Root mean square (RMS) amplitude attribute extracted on horizon 1

Fig. 10
figure 10

Maximum amplitude attribute extracted on horizon 1

Fig. 11
figure 11

Interval average arithmetic attribute extracted on horizon 1

Conclusion

Model-based seismic acoustic impedance inversion method and attribute analysis have been utilized to examine the relationship between reservoir structures, their acoustic effect, and the reservoir property distribution in ‘DJ’ Field, Niger Delta. The field is characterized by structural high and low features dominated by synthetic, antithetic, and growth faults, collapsed crest, and rollover anticlines. The hydrocarbon-bearing sands were identified with high porosity (25–36%) and high resistivity. Acoustic impedance, being layer property, complements the standard seismic amplitude interpretation (Interface property) as changes in value (colour) reflect changes in lithology.
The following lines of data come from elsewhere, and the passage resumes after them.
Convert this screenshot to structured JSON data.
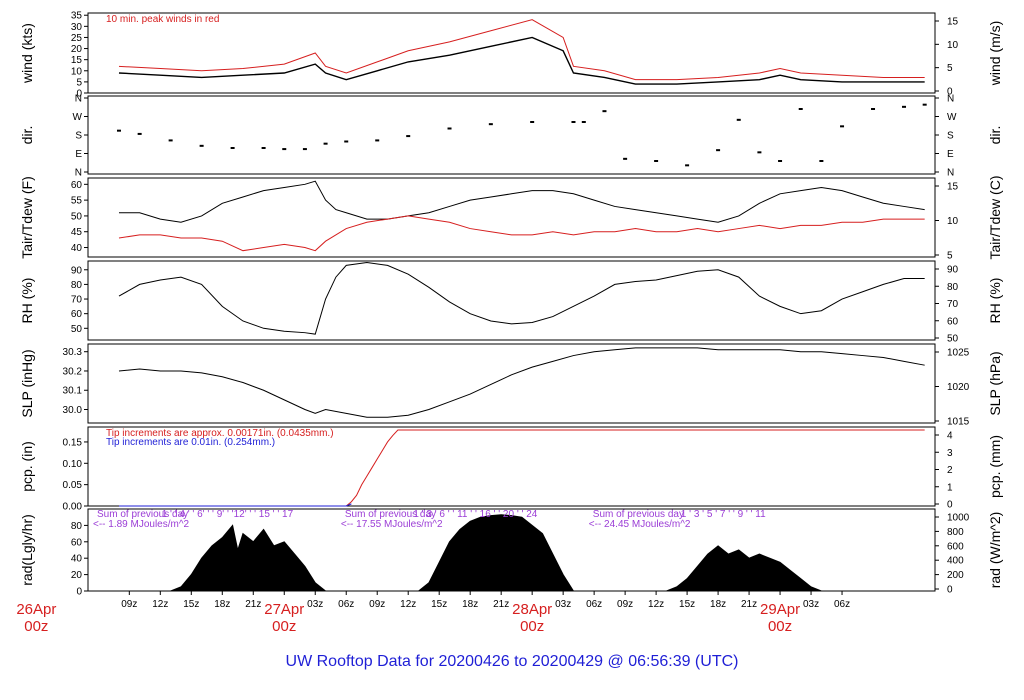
{
  "figure": {
    "title": "UW Rooftop Data for 20200426  to  20200429 @ 06:56:39  (UTC)",
    "title_color": "#1f1fd6",
    "x_hour_labels": [
      "09z",
      "12z",
      "15z",
      "18z",
      "21z",
      "00z",
      "03z",
      "06z",
      "09z",
      "12z",
      "15z",
      "18z",
      "21z",
      "00z",
      "03z",
      "06z",
      "09z",
      "12z",
      "15z",
      "18z",
      "21z",
      "00z",
      "03z",
      "06z"
    ],
    "x_day_labels": [
      {
        "hour": 0,
        "line1": "26Apr",
        "line2": "00z"
      },
      {
        "hour": 24,
        "line1": "27Apr",
        "line2": "00z"
      },
      {
        "hour": 48,
        "line1": "28Apr",
        "line2": "00z"
      },
      {
        "hour": 72,
        "line1": "29Apr",
        "line2": "00z"
      }
    ],
    "day_label_color": "#d61f1f"
  },
  "chart_data": [
    {
      "id": "wind",
      "type": "line",
      "ylabel_left": "wind (kts)",
      "ylabel_right": "wind (m/s)",
      "yticks_left": [
        0,
        5,
        10,
        15,
        20,
        25,
        30,
        35
      ],
      "yticks_right": [
        0,
        5,
        10,
        15
      ],
      "ylim": [
        0,
        36
      ],
      "annotation": "10 min. peak winds in red",
      "annotation_color": "#d61f1f",
      "series": [
        {
          "color": "#000000",
          "x": [
            8,
            12,
            16,
            20,
            24,
            27,
            28,
            30,
            33,
            36,
            40,
            44,
            48,
            51,
            52,
            55,
            58,
            62,
            66,
            70,
            72,
            74,
            78,
            82,
            86
          ],
          "values": [
            9,
            8,
            7,
            8,
            9,
            13,
            9,
            6,
            10,
            14,
            17,
            21,
            25,
            19,
            9,
            7,
            4,
            4,
            5,
            6,
            8,
            6,
            5,
            5,
            5
          ]
        },
        {
          "color": "#d61f1f",
          "x": [
            8,
            12,
            16,
            20,
            24,
            27,
            28,
            30,
            33,
            36,
            40,
            44,
            48,
            51,
            52,
            55,
            58,
            62,
            66,
            70,
            72,
            74,
            78,
            82,
            86
          ],
          "values": [
            12,
            11,
            10,
            11,
            13,
            18,
            12,
            9,
            14,
            19,
            23,
            28,
            33,
            25,
            12,
            10,
            6,
            6,
            7,
            9,
            11,
            9,
            8,
            7,
            7
          ]
        }
      ]
    },
    {
      "id": "dir",
      "type": "scatter",
      "ylabel_left": "dir.",
      "ylabel_right": "dir.",
      "yticks_left": [
        "N",
        "E",
        "S",
        "W",
        "N"
      ],
      "yticks_right": [
        "N",
        "E",
        "S",
        "W",
        "N"
      ],
      "ylim": [
        0,
        360
      ],
      "series": [
        {
          "color": "#000000",
          "x": [
            8,
            10,
            13,
            16,
            19,
            22,
            24,
            26,
            28,
            30,
            33,
            36,
            40,
            44,
            48,
            52,
            53,
            55,
            57,
            60,
            63,
            66,
            68,
            70,
            72,
            74,
            76,
            78,
            81,
            84,
            86
          ],
          "values": [
            200,
            185,
            155,
            130,
            120,
            120,
            115,
            115,
            140,
            150,
            155,
            175,
            210,
            230,
            240,
            240,
            240,
            290,
            70,
            60,
            40,
            110,
            250,
            100,
            60,
            300,
            60,
            220,
            300,
            310,
            320
          ]
        }
      ]
    },
    {
      "id": "temp",
      "type": "line",
      "ylabel_left": "Tair/Tdew (F)",
      "ylabel_right": "Tair/Tdew (C)",
      "yticks_left": [
        40,
        45,
        50,
        55,
        60
      ],
      "yticks_right": [
        5,
        10,
        15
      ],
      "ylim": [
        37,
        62
      ],
      "series": [
        {
          "color": "#000000",
          "x": [
            8,
            10,
            12,
            14,
            16,
            18,
            20,
            22,
            24,
            26,
            27,
            28,
            29,
            30,
            32,
            34,
            36,
            38,
            40,
            42,
            44,
            46,
            48,
            50,
            52,
            54,
            56,
            58,
            60,
            62,
            64,
            66,
            68,
            70,
            72,
            74,
            76,
            78,
            80,
            82,
            84,
            86
          ],
          "values": [
            51,
            51,
            49,
            48,
            50,
            54,
            56,
            58,
            59,
            60,
            61,
            55,
            52,
            51,
            49,
            49,
            50,
            51,
            53,
            55,
            56,
            57,
            58,
            58,
            57,
            55,
            53,
            52,
            51,
            50,
            49,
            48,
            50,
            54,
            57,
            58,
            59,
            58,
            56,
            54,
            53,
            52
          ]
        },
        {
          "color": "#d61f1f",
          "x": [
            8,
            10,
            12,
            14,
            16,
            18,
            20,
            22,
            24,
            26,
            27,
            28,
            30,
            32,
            34,
            36,
            38,
            40,
            42,
            44,
            46,
            48,
            50,
            52,
            54,
            56,
            58,
            60,
            62,
            64,
            66,
            68,
            70,
            72,
            74,
            76,
            78,
            80,
            82,
            84,
            86
          ],
          "values": [
            43,
            44,
            44,
            43,
            43,
            42,
            39,
            40,
            41,
            40,
            39,
            42,
            46,
            48,
            49,
            50,
            49,
            48,
            46,
            45,
            44,
            44,
            45,
            44,
            45,
            45,
            46,
            45,
            45,
            46,
            45,
            46,
            47,
            46,
            47,
            47,
            48,
            48,
            49,
            49,
            49
          ]
        }
      ]
    },
    {
      "id": "rh",
      "type": "line",
      "ylabel_left": "RH (%)",
      "ylabel_right": "RH (%)",
      "yticks_left": [
        50,
        60,
        70,
        80,
        90
      ],
      "yticks_right": [
        50,
        60,
        70,
        80,
        90
      ],
      "ylim": [
        42,
        96
      ],
      "series": [
        {
          "color": "#000000",
          "x": [
            8,
            10,
            12,
            14,
            16,
            18,
            20,
            22,
            24,
            26,
            27,
            28,
            29,
            30,
            32,
            34,
            36,
            38,
            40,
            42,
            44,
            46,
            48,
            50,
            52,
            54,
            56,
            58,
            60,
            62,
            64,
            66,
            68,
            70,
            72,
            74,
            76,
            78,
            80,
            82,
            84,
            86
          ],
          "values": [
            72,
            80,
            83,
            85,
            80,
            65,
            55,
            50,
            48,
            47,
            46,
            70,
            85,
            93,
            95,
            93,
            87,
            78,
            68,
            60,
            55,
            53,
            54,
            58,
            65,
            72,
            80,
            82,
            83,
            86,
            89,
            90,
            85,
            72,
            65,
            60,
            62,
            70,
            75,
            80,
            84,
            84
          ]
        }
      ]
    },
    {
      "id": "slp",
      "type": "line",
      "ylabel_left": "SLP (inHg)",
      "ylabel_right": "SLP (hPa)",
      "yticks_left": [
        30.0,
        30.1,
        30.2,
        30.3
      ],
      "yticks_right": [
        1015,
        1020,
        1025
      ],
      "ylim": [
        29.93,
        30.34
      ],
      "series": [
        {
          "color": "#000000",
          "x": [
            8,
            10,
            12,
            14,
            16,
            18,
            20,
            22,
            24,
            26,
            27,
            28,
            30,
            32,
            34,
            36,
            38,
            40,
            42,
            44,
            46,
            48,
            50,
            52,
            54,
            56,
            58,
            60,
            62,
            64,
            66,
            68,
            70,
            72,
            74,
            76,
            78,
            80,
            82,
            84,
            86
          ],
          "values": [
            30.2,
            30.21,
            30.2,
            30.2,
            30.19,
            30.17,
            30.14,
            30.1,
            30.05,
            30.0,
            29.98,
            30.0,
            29.98,
            29.96,
            29.96,
            29.97,
            30.0,
            30.04,
            30.08,
            30.13,
            30.18,
            30.22,
            30.25,
            30.28,
            30.3,
            30.31,
            30.32,
            30.32,
            30.32,
            30.32,
            30.31,
            30.31,
            30.31,
            30.31,
            30.3,
            30.3,
            30.29,
            30.28,
            30.27,
            30.25,
            30.23
          ]
        }
      ]
    },
    {
      "id": "pcp",
      "type": "line",
      "ylabel_left": "pcp. (in)",
      "ylabel_right": "pcp. (mm)",
      "yticks_left": [
        0.0,
        0.05,
        0.1,
        0.15
      ],
      "yticks_right": [
        0,
        1,
        2,
        3,
        4
      ],
      "ylim": [
        0,
        0.185
      ],
      "annotation_red": "Tip increments are approx. 0.00171in. (0.0435mm.)",
      "annotation_blue": "Tip increments are 0.01in. (0.254mm.)",
      "series": [
        {
          "color": "#d61f1f",
          "x": [
            8,
            30,
            30.5,
            31,
            31.5,
            32,
            32.5,
            33,
            33.5,
            34,
            34.5,
            35,
            36,
            40,
            50,
            60,
            70,
            80,
            86
          ],
          "values": [
            0,
            0,
            0.01,
            0.025,
            0.05,
            0.07,
            0.09,
            0.11,
            0.13,
            0.15,
            0.165,
            0.178,
            0.178,
            0.178,
            0.178,
            0.178,
            0.178,
            0.178,
            0.178
          ]
        },
        {
          "color": "#1f1fd6",
          "x": [
            8,
            20,
            30,
            30.5
          ],
          "values": [
            0,
            0,
            0,
            0.005
          ]
        }
      ]
    },
    {
      "id": "rad",
      "type": "area",
      "ylabel_left": "rad(Lgly/hr)",
      "ylabel_right": "rad (W/m^2)",
      "yticks_left": [
        0,
        20,
        40,
        60,
        80
      ],
      "yticks_right": [
        0,
        200,
        400,
        600,
        800,
        1000
      ],
      "ylim": [
        0,
        100
      ],
      "annotations": [
        {
          "hour": 8,
          "line1": "Sum of previous day",
          "line2": "<-- 1.89 MJoules/m^2"
        },
        {
          "hour": 32,
          "line1": "Sum of previous day",
          "line2": "<-- 17.55 MJoules/m^2"
        },
        {
          "hour": 56,
          "line1": "Sum of previous day",
          "line2": "<-- 24.45 MJoules/m^2"
        }
      ],
      "annotation_color": "#9b3dd6",
      "hour_marks": [
        {
          "text": "1 ' ' 4 ' ' 6' ' ' 9' ' '12' ' ' 15 ' ' 17",
          "hour": 18.5
        },
        {
          "text": "1 ' 3 ' 6 ' ' 11 ' ' 16 ' ' 20 ' ' 24",
          "hour": 42.5
        },
        {
          "text": "1 ' 3 ' 5 ' 7 ' ' 9 ' ' 11",
          "hour": 66.5
        }
      ],
      "series": [
        {
          "color": "#000000",
          "x": [
            13,
            14,
            15,
            16,
            17,
            18,
            19,
            19.5,
            20,
            21,
            22,
            23,
            24,
            25,
            26,
            27,
            28
          ],
          "values": [
            0,
            5,
            20,
            40,
            55,
            65,
            80,
            50,
            70,
            60,
            75,
            55,
            60,
            45,
            30,
            10,
            0
          ]
        },
        {
          "color": "#000000",
          "x": [
            37,
            38,
            39,
            40,
            41,
            42,
            43,
            44,
            45,
            46,
            47,
            48,
            49,
            50,
            51,
            52
          ],
          "values": [
            0,
            10,
            35,
            60,
            75,
            85,
            90,
            92,
            93,
            92,
            90,
            80,
            70,
            45,
            20,
            0
          ]
        },
        {
          "color": "#000000",
          "x": [
            61,
            62,
            63,
            64,
            65,
            66,
            67,
            68,
            69,
            70,
            71,
            72,
            73,
            74,
            75,
            76
          ],
          "values": [
            0,
            5,
            15,
            30,
            45,
            55,
            45,
            50,
            40,
            45,
            40,
            35,
            25,
            15,
            5,
            0
          ]
        }
      ]
    }
  ]
}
Comparing the acoustic impedance slice and seismic attribute maps at the target reservoir intervals, low acoustic impedance and high reflection amplitudes (bright spot) were observed in the western and central parts of the study area which are indicative of hydrocarbon accumulation. It was observed on the maps that the hydrocarbon-bearing wells (W_4, W_12, W_2, and W_ 3) are located within the productive zones.